Data scientists spend over 80% of their time collecting, cleansing, and preparing data for machine learning. You can significantly simplify this with DataRobot Paxata. Using "clicks instead of code" reduces your data prep time from months to minutes and gets you to reliable predictions faster.
In this Ask the Expert event, you will be able to chat with Krupa and ask your questions about data prep. On this interesting and important topic, Krupa is available to help clarify and answer your questions.
|
Krupa Natarajan is a Product Management leader at DataRobot. Krupa has spent over a decade leading multiple Data Management products and has deep expertise in the space. She has a passion for product innovations that deliver customer value and a proven track record of driving vision to execution. |
=============================================================================
Hi Everyone,
This Ask the Expert event is now closed.
Thank you Krupa for being a terrific event host!
Let us know your feedback on this event, suggestions for future events, and look for our next Ask the Expert event coming soon.
Thanks everyone!
Hi @knat ,
That you for taking my question. My question is what's the difference between data prep for business intelligence / data warehousing and data prep for machine learning / AI?
Thank you, Nicole
Hi Krupa - thanks for taking my question!
I'm very interested in the capabilities around data prep, as it's a critical step in the process for everyone. My question is, can I run a real-time prediction pipeline in Paxata?
Hi Nicole! A number of steps are common while there are some key differences.
Both BI and ML/AI use cases require that the user has access to data from a variety of data sources and ability to work with a variety of data formats, join datasets together, cleanse and standardize the data (this step is very important to ensure prediction quality), perform transformations, aggregations and such.
In addition, data prep exercises for ML/AI, can be split into two distinctive life cycles: (a) Training Dataset preparation and (b) Inference/Prediction Dataset Preparation
For Training datasets, the Data Scientist/Business Analyst preparing data should address the following critical aspects based on the business value they are trying to achieve
For Prediction time Data prep, you will need the data prep tool to operationalize and potentially automate as many of the data acquisition, data merging, cleansing and transformation steps, before the data can be sent to deployed models for generating prediction scores.

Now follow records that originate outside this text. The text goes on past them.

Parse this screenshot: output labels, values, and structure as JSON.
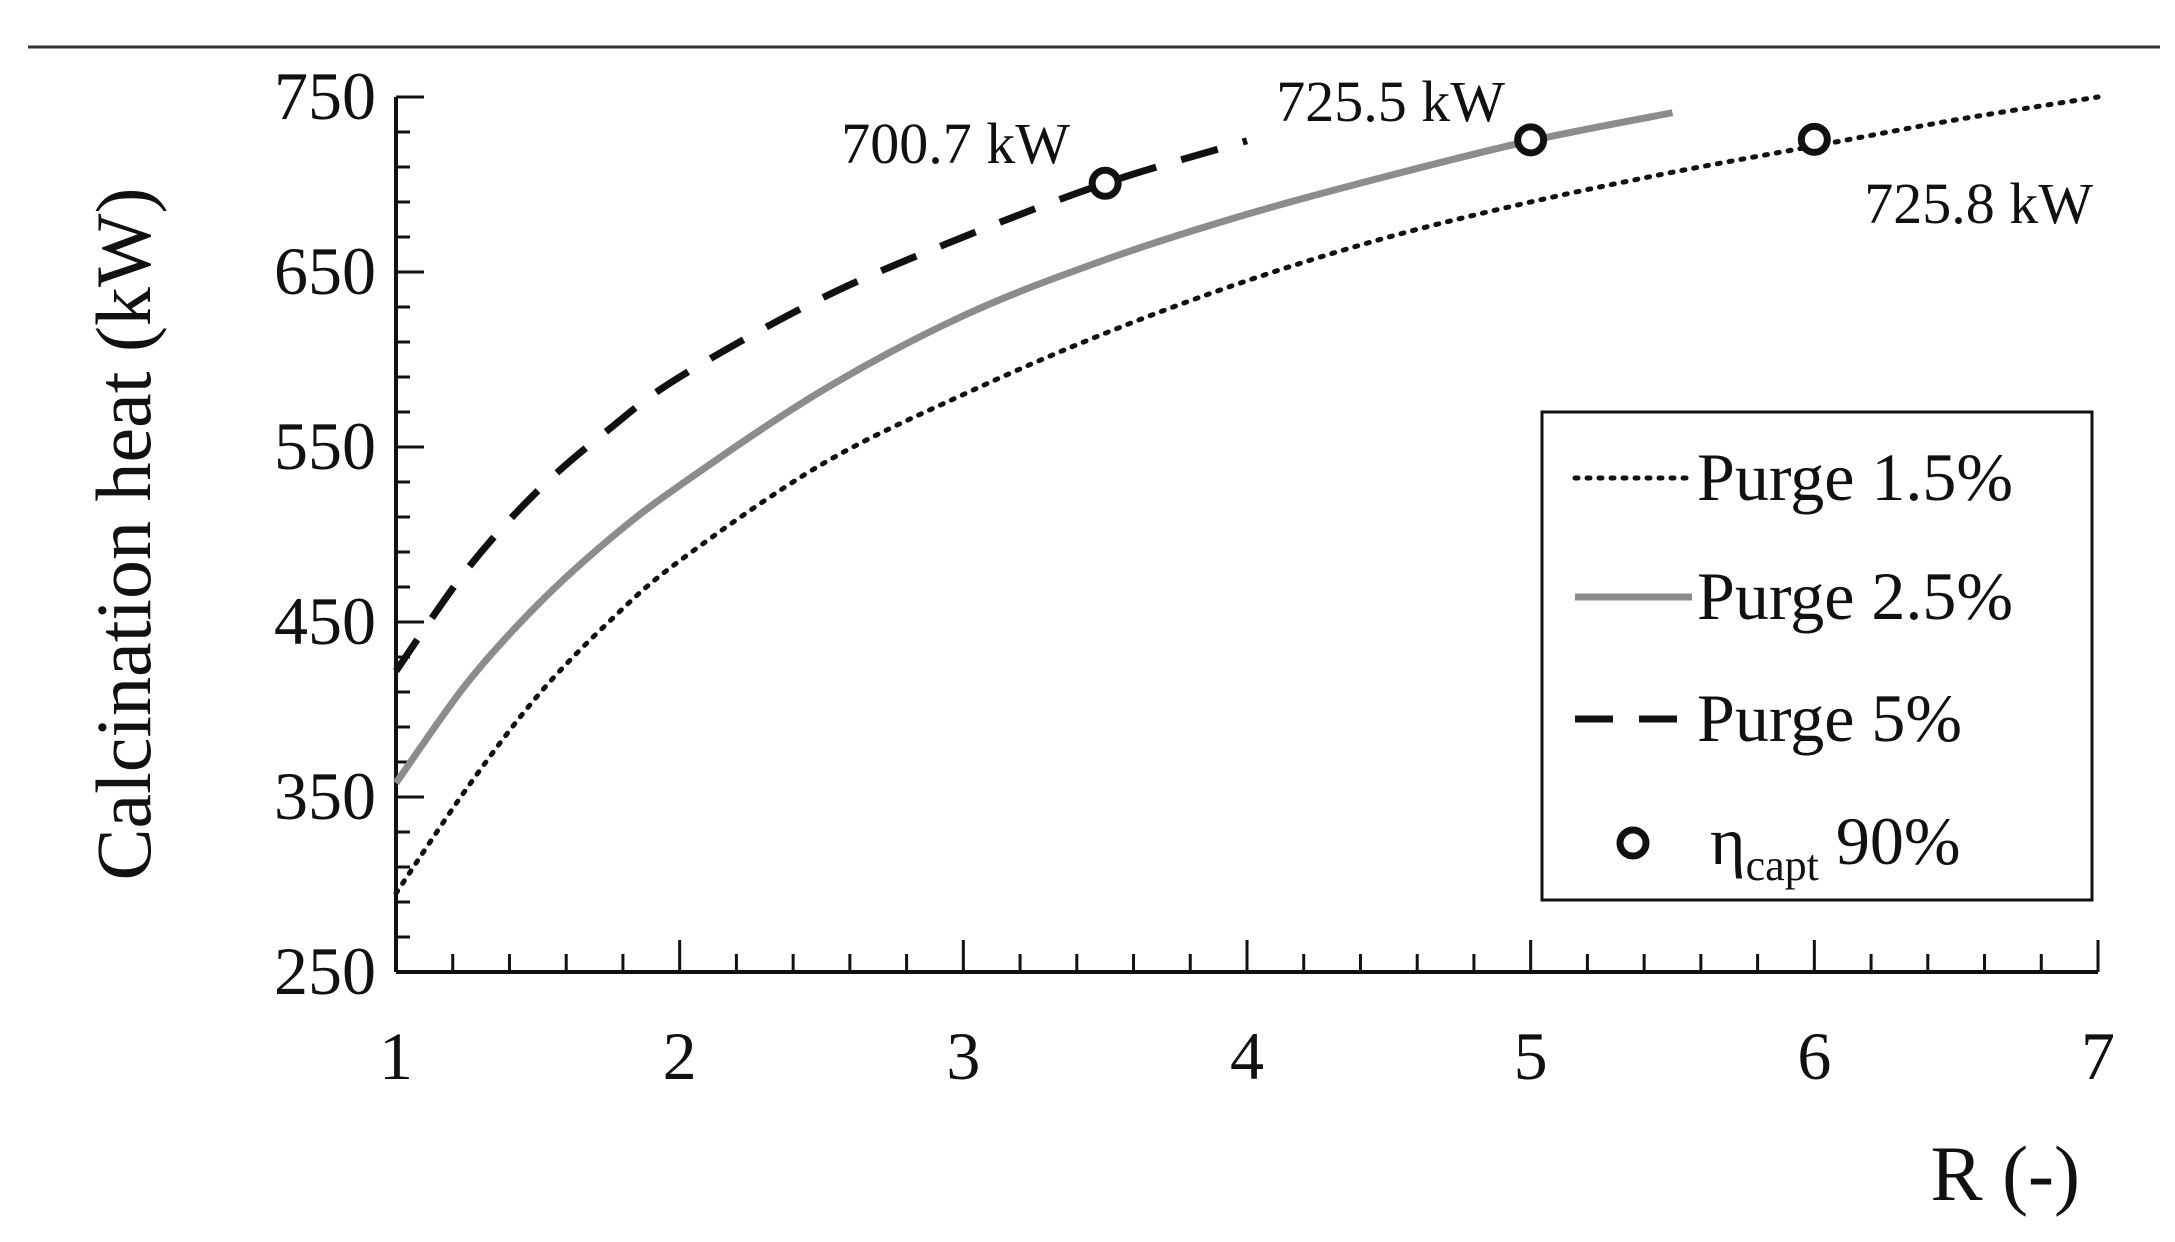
{
  "chart_data": {
    "type": "line",
    "title": "",
    "xlabel": "R (-)",
    "ylabel": "Calcination heat (kW)",
    "xlim": [
      1,
      7
    ],
    "ylim": [
      250,
      750
    ],
    "x_ticks": [
      1,
      2,
      3,
      4,
      5,
      6,
      7
    ],
    "x_tick_labels": [
      "1",
      "2",
      "3",
      "4",
      "5",
      "6",
      "7"
    ],
    "y_ticks": [
      250,
      350,
      450,
      550,
      650,
      750
    ],
    "y_tick_labels": [
      "250",
      "350",
      "450",
      "550",
      "650",
      "750"
    ],
    "grid": false,
    "legend_position": "right",
    "series": [
      {
        "name": "Purge 1.5%",
        "style": "dotted",
        "color": "#111111",
        "x": [
          1.0,
          1.25,
          1.5,
          1.75,
          2.0,
          2.5,
          3.0,
          3.5,
          4.0,
          4.5,
          5.0,
          5.5,
          6.0,
          6.5,
          7.0
        ],
        "y": [
          295,
          355,
          408,
          450,
          485,
          540,
          580,
          615,
          645,
          670,
          690,
          707,
          722,
          737,
          750
        ]
      },
      {
        "name": "Purge 2.5%",
        "style": "solid",
        "color": "#8c8c8c",
        "x": [
          1.0,
          1.25,
          1.5,
          1.75,
          2.0,
          2.5,
          3.0,
          3.5,
          4.0,
          4.5,
          5.0,
          5.5
        ],
        "y": [
          358,
          415,
          460,
          497,
          528,
          582,
          625,
          657,
          683,
          705,
          725,
          741
        ]
      },
      {
        "name": "Purge 5%",
        "style": "dashed",
        "color": "#111111",
        "x": [
          1.0,
          1.25,
          1.5,
          1.75,
          2.0,
          2.5,
          3.0,
          3.5,
          4.0
        ],
        "y": [
          422,
          480,
          525,
          560,
          590,
          635,
          670,
          700.7,
          725
        ]
      },
      {
        "name": "ηcapt 90%",
        "name_main": "η",
        "name_sub": "capt",
        "name_rest": " 90%",
        "style": "marker-circle",
        "color": "#111111",
        "x": [
          3.5,
          5.0,
          6.0
        ],
        "y": [
          700.7,
          725.5,
          725.8
        ]
      }
    ],
    "annotations": [
      {
        "text": "700.7 kW",
        "x": 3.5,
        "y": 700.7
      },
      {
        "text": "725.5 kW",
        "x": 5.0,
        "y": 725.5
      },
      {
        "text": "725.8 kW",
        "x": 6.0,
        "y": 725.8
      }
    ]
  }
}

In many cases, after scores are returned, more data prep steps may be applied
Thank you for your interest.
Paxata has a new 'Predict Tool' that allows DataRobot deployments to be invoked directly from Data Prep projects. The data acquisition + data prep steps + prediction scoring can all be operationalized using the Intelligent Automation capability that exists in Paxata and scheduled to run automatically or on-demand.
The is accessible through REST API as well, enabling near real time predictions
Thank you Krupa!
Krupa, How is DataRobot Paxata Data Prep different from the other data prep tools on the market with regards to data prep for AI?
Thanks!
Great question! Paxata has been the leader in the Data Prep market (by major Analyst reports such as the Gartner Magic Quadrant), and now with the merger of DataRobot and Paxata, DataRobot combines the best in class in Data Prep with the best in class in Enterprise AI platform.
DataRobot Paxata is the only Data Prep offering that enables Data Scientists and Business Analysts to interact with their full scale of data without being limited to small samples. This is a key differentiator when it comes to enabling users to identify data quality issues and cleanse the data for ML exercises.
DataRobot Paxata also has unique intelligence capabilities such as the patented Join detection. DataRobot Paxata automatically identifies how datasets Join together for Feature Enrichment. Algorithmic Fuzzy Join is supported for scenarios where the enrichment data coming from different systems and applications may be represented in different ways making exact matches nearly impossible - in common scenarios such as this, DataRobot Paxata's Fuzzy matching allows for Feature Enrichment regardless of the variation in data.
Another important capability is DataRobot Paxata's algorithmic standardization - with a single click, Paxata will identify similar values (example: misspellings in City names) in Categorical variables and standardize them leading to better training data and hence better prediction quality
DataRobot Paxata is closely integrated with the DataRobot core allowing for exploration of the AI Catalog from within the Data Prep experience, ability to invoke deployed models for prediction scoring from within the Data Prep project using the Predict tool and exploration of Prediction results including Prediction explanations in the Data Prep Project for better conversion of prediction to value
Thanks for the response @knat .
Could you please explain in a bit more detail how fuzzy join works?
Hi,
Regarding the data prep files, are there "any" file size limitations or file type limitations?